Ring-fencing the NHS and schools is no longer viable

The chancellor went on the Today programme this morning to trumpet his success in getting seven government departments to agree on their budgets for 2015-16 as part of the Spending Review that he will announce on 26 June. It is reported that they have all agreed to cuts of between 8 and 10 per cent.

By Tony Dolphin, chief economist at the IPPR

The chancellor went on the Today programme this morning to trumpet his success in getting seven government departments to agree on their budgets for 2015-16 as part of the Spending Review that he will announce on 26 June. It is reported that they have all agreed to cuts of between 8 and 10 per cent.

However, he has gone for the easy targets first.

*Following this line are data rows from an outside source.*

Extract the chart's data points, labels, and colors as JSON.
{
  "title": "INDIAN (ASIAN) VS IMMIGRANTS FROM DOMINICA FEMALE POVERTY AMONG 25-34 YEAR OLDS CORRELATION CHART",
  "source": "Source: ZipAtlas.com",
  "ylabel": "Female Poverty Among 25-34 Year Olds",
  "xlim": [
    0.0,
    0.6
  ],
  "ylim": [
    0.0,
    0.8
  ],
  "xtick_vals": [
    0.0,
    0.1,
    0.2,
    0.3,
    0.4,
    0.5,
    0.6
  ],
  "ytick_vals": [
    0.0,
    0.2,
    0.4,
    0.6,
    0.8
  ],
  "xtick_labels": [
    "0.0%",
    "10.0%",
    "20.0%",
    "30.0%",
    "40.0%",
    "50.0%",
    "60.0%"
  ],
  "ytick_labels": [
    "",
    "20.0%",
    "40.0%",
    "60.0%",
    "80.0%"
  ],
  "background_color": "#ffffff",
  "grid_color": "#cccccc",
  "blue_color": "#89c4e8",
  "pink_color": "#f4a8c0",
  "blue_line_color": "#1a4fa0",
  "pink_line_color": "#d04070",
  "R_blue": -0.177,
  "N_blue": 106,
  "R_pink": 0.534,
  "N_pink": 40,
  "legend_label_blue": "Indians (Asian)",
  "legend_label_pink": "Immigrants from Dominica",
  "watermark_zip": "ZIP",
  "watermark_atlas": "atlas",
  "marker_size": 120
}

Three of the seven departments that have settled (HM Treasury, the Foreign Office and the Cabinet Office) have only small, largely administrative budgets. So, while the budgets of the other four (Justice, Communities and Local Government, Energy and Climate Change and the Northern Ireland Office) are more substantial, so far he has only secured around 20 per cent of the £11.5 billion in cuts that he needs if he is to stick to the total departmental spending target set out in the March budget.

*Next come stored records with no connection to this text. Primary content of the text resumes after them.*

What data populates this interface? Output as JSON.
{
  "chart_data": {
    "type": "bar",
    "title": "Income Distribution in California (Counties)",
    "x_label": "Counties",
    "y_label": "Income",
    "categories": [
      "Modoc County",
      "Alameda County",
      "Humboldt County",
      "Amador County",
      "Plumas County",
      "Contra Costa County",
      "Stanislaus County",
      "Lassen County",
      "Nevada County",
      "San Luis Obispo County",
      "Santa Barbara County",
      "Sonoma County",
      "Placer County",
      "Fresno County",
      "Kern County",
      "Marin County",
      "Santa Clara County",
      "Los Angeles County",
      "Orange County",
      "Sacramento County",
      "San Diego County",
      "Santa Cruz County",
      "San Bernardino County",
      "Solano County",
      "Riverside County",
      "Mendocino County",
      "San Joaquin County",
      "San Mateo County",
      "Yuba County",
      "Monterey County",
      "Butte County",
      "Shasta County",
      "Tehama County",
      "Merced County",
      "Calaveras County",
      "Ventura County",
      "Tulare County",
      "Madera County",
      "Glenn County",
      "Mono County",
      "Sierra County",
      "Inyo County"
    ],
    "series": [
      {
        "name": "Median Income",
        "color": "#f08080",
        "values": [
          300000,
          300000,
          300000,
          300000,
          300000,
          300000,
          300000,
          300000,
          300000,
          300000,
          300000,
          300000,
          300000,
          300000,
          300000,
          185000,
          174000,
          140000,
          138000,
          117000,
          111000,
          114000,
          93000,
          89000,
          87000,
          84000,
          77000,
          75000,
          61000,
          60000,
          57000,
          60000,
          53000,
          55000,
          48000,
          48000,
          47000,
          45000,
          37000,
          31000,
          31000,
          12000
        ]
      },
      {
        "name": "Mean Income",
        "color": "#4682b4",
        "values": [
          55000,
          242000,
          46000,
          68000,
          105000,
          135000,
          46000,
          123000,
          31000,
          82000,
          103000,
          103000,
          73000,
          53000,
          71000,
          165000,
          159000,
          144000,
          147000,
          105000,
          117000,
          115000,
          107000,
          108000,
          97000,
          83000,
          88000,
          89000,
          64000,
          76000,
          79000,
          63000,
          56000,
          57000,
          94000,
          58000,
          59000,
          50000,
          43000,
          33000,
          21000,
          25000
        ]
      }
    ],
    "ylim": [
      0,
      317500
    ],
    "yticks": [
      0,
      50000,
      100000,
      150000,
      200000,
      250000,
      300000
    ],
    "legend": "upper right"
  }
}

Achieving the remaining 80 per cent of the cuts is likely to be a lot harder. The big spending departments – Defence, Business and the Home Office – are all headed by secretaries of state who have been prepared to use the media to highlight the possible effects of further big cuts in their budgets. They represent the so-called ‘Union of Ministers’.

There have been reports that one secretary of state is willing to offer up more cuts. Iain Duncan-Smith is said to be willing to find an additional £3 billion in cuts to the welfare budget, by restricting housing benefit for those aged under 25 and welfare payments to those with three or more children, so that the Home Office and Ministry of Defence budgets can be protected.

George Osborne would probably like to take him up on this offer because he is thought to be planning to argue at the next election that only the Conservatives would be tough on welfare in order to protect departmental spending, while Labour, ‘the party of welfare’, would have either to make bigger cuts to departmental spending or increase taxes. But he is stymied by the Liberal Democrats’ determination not to agree further cuts in working age benefits.

However, he has bigger constraints than those placed on him by the Liberal Democrats, and these are of his own – and the prime minister’s – making, in particular the decisions to ring-fence welfare spending on older people, the NHS, schools and international development.

Restricting the winter fuel allowance and free bus passes to only the poorest pensioners, a move that is often talked about but was ruled out by the prime minister in the pre-election debates, would make small but significant savings. To maintain the ‘triple-lock’, which guarantees that the state pension will increase by whichever is highest out of price inflation, wage inflation or 2.5 per cent, is expensive. So means testing other pensioner benefits which are currently universal for older people, feels like a reasonable compromise.

The International Development budget is not large in the context of overall public spending (£10.7 billion in 2013-14 out of a total of £720 billion). Cutting it back would involve reneging on the country’s commitment to increase its aid spending to 0.7 per cent of GDP and hit the poorest people in the world, without making much of a contribution to the needed spending cuts.

The same is not true of the NHS and schools budgets, which by 2014-15 will account for around 43 per cent of departmental spending. If they could be cut, the pressure on other budgets (especially social care and early years) would be far less.

Yet, even continuing with a ‘flat real’ settlement will take the NHS into truly unchartered territory, given its history of long-run average real increases of 4 per cent a year. By 2017, the NHS is very likely to have had six years without a real spending increase. But to spend more in the short term would imply a scale of cuts to other public services that is completely untenable.

Against such a backdrop, the NHS requires certainty and the permission to take some unpopular decisions. A 10-year settlement for the NHS and social care, in return for a reform plan would give health professionals and managers the space and freedom from political interference they need to make far-reaching cost savings.

By the time these cuts are fully implemented, on the government’s current approach, other departments could have seen their budgets cut in real terms by one-third. This represents a massive reallocation of government spending to the NHS and schools; the sort of reallocation that should follow a systematic review of spending that weighs up the benefits of spending on the NHS and schools against other spending.

It should not emerge as a by-product of promises made at a time when the full extent of those spending cuts was neither appreciated, nor debate.